Posts Tagged ‘reading’

Raging Consciousness

February 15, 2007

I’m slowly working on an entry about reading. Love in the days of rage a novel by Lawrence Ferlinghetti, illustrates what reading is for me, or at least why I read. I picked the book out of a bargain bin years ago, in a fit of Beat reading, but never made it past the first sentence, which has to be one of the more poorly constructed first sentences in the history of the novel. So the slim book sat on my travelling shelf for years, until recently the subject of Paris 1968 surfaced in my reading.

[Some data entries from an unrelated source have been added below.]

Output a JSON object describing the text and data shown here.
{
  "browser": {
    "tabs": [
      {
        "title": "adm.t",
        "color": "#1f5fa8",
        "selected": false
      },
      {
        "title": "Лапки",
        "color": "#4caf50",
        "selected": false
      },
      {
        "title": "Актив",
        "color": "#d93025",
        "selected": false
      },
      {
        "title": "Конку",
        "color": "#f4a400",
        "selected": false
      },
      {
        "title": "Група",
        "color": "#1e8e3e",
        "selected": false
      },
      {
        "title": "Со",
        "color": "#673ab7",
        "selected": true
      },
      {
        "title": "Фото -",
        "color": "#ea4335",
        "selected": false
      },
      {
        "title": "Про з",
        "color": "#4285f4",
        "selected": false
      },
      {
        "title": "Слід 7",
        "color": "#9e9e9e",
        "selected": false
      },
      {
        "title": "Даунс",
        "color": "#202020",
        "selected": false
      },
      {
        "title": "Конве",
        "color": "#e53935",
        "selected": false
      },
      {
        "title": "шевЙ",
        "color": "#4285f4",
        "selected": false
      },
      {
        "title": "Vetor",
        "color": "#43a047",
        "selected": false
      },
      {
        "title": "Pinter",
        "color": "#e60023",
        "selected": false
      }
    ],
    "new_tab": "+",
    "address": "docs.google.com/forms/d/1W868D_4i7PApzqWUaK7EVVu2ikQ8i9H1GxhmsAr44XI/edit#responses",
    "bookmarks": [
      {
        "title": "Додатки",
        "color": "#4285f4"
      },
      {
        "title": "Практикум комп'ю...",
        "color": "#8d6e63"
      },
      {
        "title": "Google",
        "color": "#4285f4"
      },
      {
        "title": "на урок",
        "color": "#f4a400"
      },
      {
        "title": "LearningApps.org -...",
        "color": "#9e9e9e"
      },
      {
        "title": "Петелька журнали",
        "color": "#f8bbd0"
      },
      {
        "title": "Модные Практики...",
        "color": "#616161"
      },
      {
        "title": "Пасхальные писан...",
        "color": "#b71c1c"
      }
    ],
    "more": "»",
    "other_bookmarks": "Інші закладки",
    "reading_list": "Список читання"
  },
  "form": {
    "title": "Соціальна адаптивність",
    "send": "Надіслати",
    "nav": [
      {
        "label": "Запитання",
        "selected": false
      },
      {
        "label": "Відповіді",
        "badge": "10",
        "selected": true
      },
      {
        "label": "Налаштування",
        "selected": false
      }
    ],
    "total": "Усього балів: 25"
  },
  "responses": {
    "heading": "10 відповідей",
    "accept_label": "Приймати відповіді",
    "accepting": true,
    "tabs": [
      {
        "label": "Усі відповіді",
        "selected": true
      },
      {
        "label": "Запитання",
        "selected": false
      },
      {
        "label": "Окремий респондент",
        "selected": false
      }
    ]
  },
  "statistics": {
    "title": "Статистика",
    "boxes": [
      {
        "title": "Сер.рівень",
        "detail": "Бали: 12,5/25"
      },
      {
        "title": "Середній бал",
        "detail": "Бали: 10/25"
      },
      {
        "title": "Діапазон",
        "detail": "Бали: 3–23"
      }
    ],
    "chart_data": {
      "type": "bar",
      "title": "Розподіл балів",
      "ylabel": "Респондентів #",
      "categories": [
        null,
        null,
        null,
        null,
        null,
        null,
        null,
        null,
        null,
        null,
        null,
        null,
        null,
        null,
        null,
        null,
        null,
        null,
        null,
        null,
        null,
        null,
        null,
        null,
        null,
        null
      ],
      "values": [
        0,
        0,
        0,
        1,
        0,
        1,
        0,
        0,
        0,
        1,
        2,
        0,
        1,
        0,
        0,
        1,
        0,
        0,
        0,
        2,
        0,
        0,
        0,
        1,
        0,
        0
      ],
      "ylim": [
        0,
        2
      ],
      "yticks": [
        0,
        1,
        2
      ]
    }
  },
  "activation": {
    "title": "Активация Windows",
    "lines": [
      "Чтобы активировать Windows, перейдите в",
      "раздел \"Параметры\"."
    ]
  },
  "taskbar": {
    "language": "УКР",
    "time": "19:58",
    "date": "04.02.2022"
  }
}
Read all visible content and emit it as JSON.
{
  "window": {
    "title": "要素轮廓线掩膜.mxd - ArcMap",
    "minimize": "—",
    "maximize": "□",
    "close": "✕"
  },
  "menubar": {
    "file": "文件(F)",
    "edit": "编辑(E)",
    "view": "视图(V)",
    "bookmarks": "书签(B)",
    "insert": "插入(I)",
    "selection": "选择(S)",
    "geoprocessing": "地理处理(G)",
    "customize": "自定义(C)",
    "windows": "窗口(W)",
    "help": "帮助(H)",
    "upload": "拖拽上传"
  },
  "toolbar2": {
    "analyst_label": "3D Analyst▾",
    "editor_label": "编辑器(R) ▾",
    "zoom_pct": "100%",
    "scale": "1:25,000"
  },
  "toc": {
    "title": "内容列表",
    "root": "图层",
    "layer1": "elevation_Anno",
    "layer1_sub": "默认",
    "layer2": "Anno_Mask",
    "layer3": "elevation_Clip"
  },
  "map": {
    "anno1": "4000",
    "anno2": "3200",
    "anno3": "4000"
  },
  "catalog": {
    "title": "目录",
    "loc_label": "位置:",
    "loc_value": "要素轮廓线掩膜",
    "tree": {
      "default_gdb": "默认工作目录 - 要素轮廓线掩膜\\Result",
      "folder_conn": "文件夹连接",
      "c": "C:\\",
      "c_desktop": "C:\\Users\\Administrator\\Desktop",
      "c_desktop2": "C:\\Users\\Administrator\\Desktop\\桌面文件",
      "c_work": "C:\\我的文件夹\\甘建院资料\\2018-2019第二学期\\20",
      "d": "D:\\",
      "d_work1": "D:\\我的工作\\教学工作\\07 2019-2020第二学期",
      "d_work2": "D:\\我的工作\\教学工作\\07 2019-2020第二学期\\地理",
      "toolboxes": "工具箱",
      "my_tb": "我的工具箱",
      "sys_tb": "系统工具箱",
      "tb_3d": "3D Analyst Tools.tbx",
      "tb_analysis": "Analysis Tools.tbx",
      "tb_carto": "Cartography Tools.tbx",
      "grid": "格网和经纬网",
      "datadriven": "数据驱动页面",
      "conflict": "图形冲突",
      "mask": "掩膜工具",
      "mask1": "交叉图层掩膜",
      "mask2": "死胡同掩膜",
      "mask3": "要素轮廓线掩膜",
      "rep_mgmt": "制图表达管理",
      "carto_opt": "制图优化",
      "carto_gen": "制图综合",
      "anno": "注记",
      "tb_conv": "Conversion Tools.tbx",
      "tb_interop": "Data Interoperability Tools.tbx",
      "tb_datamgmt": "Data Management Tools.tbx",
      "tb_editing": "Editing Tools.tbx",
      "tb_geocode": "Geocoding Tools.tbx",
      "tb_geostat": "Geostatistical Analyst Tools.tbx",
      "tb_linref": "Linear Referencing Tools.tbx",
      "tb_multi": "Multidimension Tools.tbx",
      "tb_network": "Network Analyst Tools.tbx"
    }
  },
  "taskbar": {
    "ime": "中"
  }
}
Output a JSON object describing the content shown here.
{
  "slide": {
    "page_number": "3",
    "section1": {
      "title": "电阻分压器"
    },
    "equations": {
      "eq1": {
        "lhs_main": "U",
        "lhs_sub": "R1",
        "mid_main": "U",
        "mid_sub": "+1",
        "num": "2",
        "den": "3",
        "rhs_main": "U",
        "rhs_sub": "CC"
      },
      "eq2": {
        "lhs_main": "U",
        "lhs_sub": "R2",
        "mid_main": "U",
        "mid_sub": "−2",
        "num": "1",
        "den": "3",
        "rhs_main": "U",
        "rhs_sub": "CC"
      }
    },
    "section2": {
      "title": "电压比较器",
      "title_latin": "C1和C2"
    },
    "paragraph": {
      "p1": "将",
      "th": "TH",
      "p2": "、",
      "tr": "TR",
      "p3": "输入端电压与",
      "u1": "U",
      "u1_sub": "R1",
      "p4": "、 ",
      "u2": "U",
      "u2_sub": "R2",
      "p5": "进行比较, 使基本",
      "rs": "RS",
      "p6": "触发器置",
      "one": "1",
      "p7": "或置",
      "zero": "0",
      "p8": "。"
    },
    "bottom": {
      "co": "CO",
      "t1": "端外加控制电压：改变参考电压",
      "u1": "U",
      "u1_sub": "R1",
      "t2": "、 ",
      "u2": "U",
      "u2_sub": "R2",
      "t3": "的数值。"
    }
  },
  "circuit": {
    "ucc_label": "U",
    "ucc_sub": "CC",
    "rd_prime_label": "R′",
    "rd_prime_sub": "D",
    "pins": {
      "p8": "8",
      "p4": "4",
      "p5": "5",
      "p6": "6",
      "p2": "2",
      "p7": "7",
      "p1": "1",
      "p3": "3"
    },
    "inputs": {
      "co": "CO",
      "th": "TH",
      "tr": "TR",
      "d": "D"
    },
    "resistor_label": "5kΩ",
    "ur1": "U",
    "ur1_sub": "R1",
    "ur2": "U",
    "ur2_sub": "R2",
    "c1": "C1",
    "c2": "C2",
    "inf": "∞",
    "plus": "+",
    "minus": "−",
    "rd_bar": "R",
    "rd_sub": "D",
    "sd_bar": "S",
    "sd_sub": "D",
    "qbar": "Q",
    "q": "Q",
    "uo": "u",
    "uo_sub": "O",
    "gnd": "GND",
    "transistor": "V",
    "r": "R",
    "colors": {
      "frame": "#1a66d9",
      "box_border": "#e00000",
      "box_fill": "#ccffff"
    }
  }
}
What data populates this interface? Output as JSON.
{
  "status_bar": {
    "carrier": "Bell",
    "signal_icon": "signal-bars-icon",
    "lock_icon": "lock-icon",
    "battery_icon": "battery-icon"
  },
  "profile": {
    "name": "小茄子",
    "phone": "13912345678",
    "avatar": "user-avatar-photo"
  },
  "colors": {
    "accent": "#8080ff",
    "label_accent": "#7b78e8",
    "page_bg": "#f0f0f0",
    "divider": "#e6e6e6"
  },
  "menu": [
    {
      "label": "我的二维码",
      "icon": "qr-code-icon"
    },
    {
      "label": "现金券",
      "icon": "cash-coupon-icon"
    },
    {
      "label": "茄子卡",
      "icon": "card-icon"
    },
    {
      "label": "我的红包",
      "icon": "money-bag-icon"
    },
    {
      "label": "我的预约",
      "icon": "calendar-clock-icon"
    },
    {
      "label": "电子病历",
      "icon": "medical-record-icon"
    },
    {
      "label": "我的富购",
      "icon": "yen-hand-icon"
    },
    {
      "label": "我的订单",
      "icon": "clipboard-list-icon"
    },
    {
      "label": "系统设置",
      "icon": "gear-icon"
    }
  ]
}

Feenberg devotes a chapter to that historic moment in Questioning Technology and in a blurb on the back cover of Peter Sloterdijk’s Critique of Cynical Reason Jürgen Habermas writes, “Inasmuch as he explains the aftermath of the shattered ideals of 1968 with means he borrows from philosophical history, he gleans from the pile of rubble a piece of truth.” So before devoting the next six months of my reading life to Sloterdijk, I read, over a few nights, Love in the days of Rage.

Why Siddharta?

January 21, 2007

It might be interesting to begin writing about the book before it’s even been read. The process of choosing a book is probably the most pivotal part of the experience, at least for the book in question. It seems simple enough, without its being chosen a book will not be read.

I think the theme of the book as written on its back cover (“The true profession of man is to find his way to himself.”) is something I’ve thought a little about recently and I’d like to explore the ideas of “way” and “self” a little further.